Anne Rice (EE.UU.-Nueva Orleans,1941)

El vampiro Armand

Si yo hubiera pensado que mi transformación en vampiro significaba el fin de mi tutela o de aprendizaje a Marius, que estaba muy equivocada. No se fijó inmediatamente en libertad a revolcarse en las alegrías de mi nuevos poderes.
La noche después de mi metamorfosis, mi educación comenzó en serio. Yo iba a estar preparados ya no para una vida temporal, sino para la eternidad.
Mi maestro me dio a conocer que se había creado un vampiro casi mil quinientos años atrás, y que no eran miembros de nuestra especie en todo el mundo. Reservado, desconfiado y con frecuencia solitario miserablemente, los vagabundos de la noche, como mi Señor los llamó, estaban a menudo mal preparados para la inmortalidad y no hizo nada de su existencia, pero una serie de desastres triste hasta la desesperación que consume y que se inmolaron a través de alguna hoguera horrible , o yendo a la luz del sol.
En cuanto a los muy ancianos, quienes al igual que mi maestro había logrado resistir el paso de los imperios y las épocas, que fueron a los misántropos mayor parte, en busca de sí mismas ciudades en las que podía reinar entre los mortales, la conducción fuera novatos que intentaron compartir su territorio, incluso si eso significaba la destrucción de las criaturas de su propia especie.
Venecia era el territorio indiscutido de mi Maestro, su coto de caza, y su ámbito privado en el que podría presidir los juegos que había elegido como importantes para él en este tiempo de vida.
"No hay nada que no pasará", dijo, "a menos que usted mismo debe escuchar lo que digo porque mis clases son lecciones en primer lugar en la supervivencia;. Las guarniciones vendrá más tarde."
La principal lección es que matamos sólo "el malvado". Esta había sido una vez, en la más remota siglos de antigüedad, una comisión solemne de bebedores de sangre, y de hecho ha habido una religión oscura que nos rodea en antiguos días paganos en la que los vampiros había sido adorado como portadores de la justicia a los que había hecho mal.
"Nunca más permitiré que la superstición como nos rodean y el misterio de nuestros poderes. No somos infalibles. No tenemos ninguna comisión de Dios. Vagamos de la Tierra, como los felinos gigantes de las grandes selvas, y no tienen derecho más que a aquellos matar a cualquier criatura que trata de vivir.
"Pero es un principio infalible de que la matanza de los inocentes te volverá loco. Créeme cuando te digo que para su tranquilidad que se debe alimentar a los malos, tienes que aprender a amar en toda su inmundicia y la degeneración, y usted tiene que vivir en las visiones de su maldad, que inevitablemente va a llenar su corazón y el alma durante la matanza.

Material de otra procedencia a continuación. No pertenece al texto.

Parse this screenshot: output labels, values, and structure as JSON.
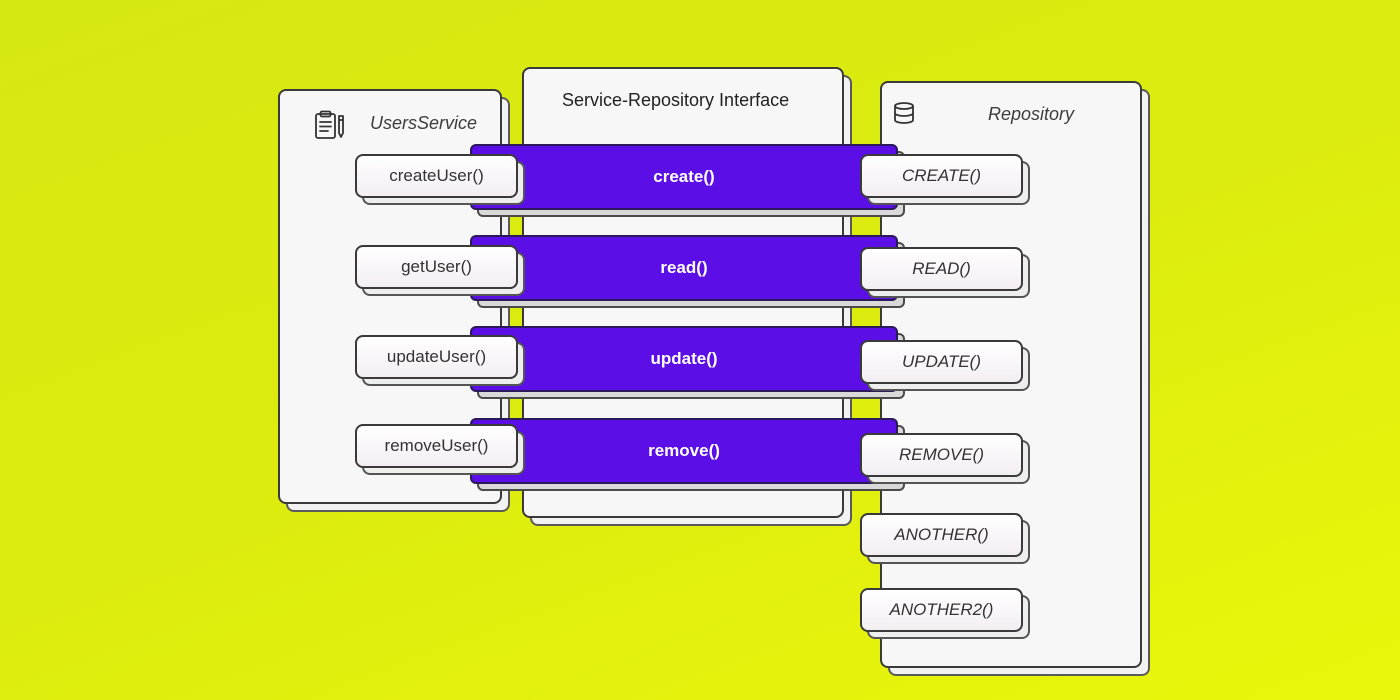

"Mata a los inocentes y que, tarde o temprano vienen a la culpa, y con ella se llega a la impotencia y la desesperación, finalmente. Usted puede pensar que son demasiado cruel y demasiado frío para ello. Usted puede sentir superior a los seres humanos y la excusa de su depredador excesos en la tierra que lo haga, pero buscan la sangre necesaria para su propia vida. Pero no va a funcionar en el largo plazo.
"A la larga, se llega a saber que usted es más humano que monstruo, todo lo que es noble en la que se deriva de su humanidad y su naturaleza reforzada sólo puede conducir a los seres humanos un valor aún más. Llegarás a lástima los que matan, incluso los más irredimibles, y se llega a amar a los seres humanos tan desesperadamente que no habrá noches en las que el hambre se parece mucho más conveniente para usted que la comida de sangre. "
Acepté esta todo corazón, y rápidamente se hundió con mi maestro en el lado oscuro de Venecia, el salvaje mundo de las tabernas y vicio que nunca tuve, como el misterioso vestidos de terciopelo "aprendiz" de Marius De Romano, realmente visto antes. Por supuesto que sabía lugares para beber, sabía cortesanas de moda, como nuestra querida Bianca, pero realmente no sabía que los ladrones y asesinos de Venecia, y fue en estos que me alimenta.
Muy pronto, comprendí lo que mi maestro quiso decir cuando dijo que tenía que desarrollar el gusto por el mal y su mantenimiento. Las visiones de mis víctimas se hizo más fuerte para mí, con cada muerte. Empecé a ver los colores brillantes cuando maté. De hecho, a veces podía ver estos colores bailando alrededor de mis víctimas antes de que yo aún cerrado pulg Algunos hombres parecen caminar en la sombra teñido de rojo, y otros que emanan una luz naranja de fuego. La ira de mis víctimas humilde y tenaz era a menudo un color amarillo brillante que me cegó, me abrasador, por decirlo así, tanto cuando me atacó por primera vez y mientras bebía la víctima de toda la sangre seca.
Yo estaba en el inicio de un asesino terriblemente violento e impulsivo. Al haber sido creada por Marius en un nido de asesinos, me fui a trabajar con una furia torpe, sacando mi presa de la taberna o la pensión de mala muerte, en las curvas él en el muelle y luego desgarrando su garganta como si fuera un perro salvaje . Bebí con avidez a menudo rompiendo el corazón de la víctima. Una vez que el corazón se ha ido, una vez que el hombre está muerto, no hay nada para bombear la sangre hacia usted. Por lo que no es tan bueno. Sin embargo, mi Señor, por todos sus pomposos discursos acerca de las virtudes de los seres humanos, y su insistencia inflexible sobre nuestras propias responsabilidades, sin embargo, me enseñó a matar con delicadeza.
"Tómalo lentamente", dijo. Caminamos a lo largo de las estrechas orillas de los canales, donde existían. Viajamos al escuchar góndola con nuestros oídos sobrenaturales para la conversación que parecía hecha para nosotros. "Y la mitad del tiempo, no es necesario entrar en una casa con el fin de sacar a una víctima. Stand fuera de ella, leer los pensamientos del hombre, echadle un cebo en silencio. Si usted lee sus pensamientos, es casi una certeza que puede recibir el mensaje. Usted puede atraer sin palabras. Puede ejercer una atracción irresistible. Cuando sale a usted, entonces lo llevan.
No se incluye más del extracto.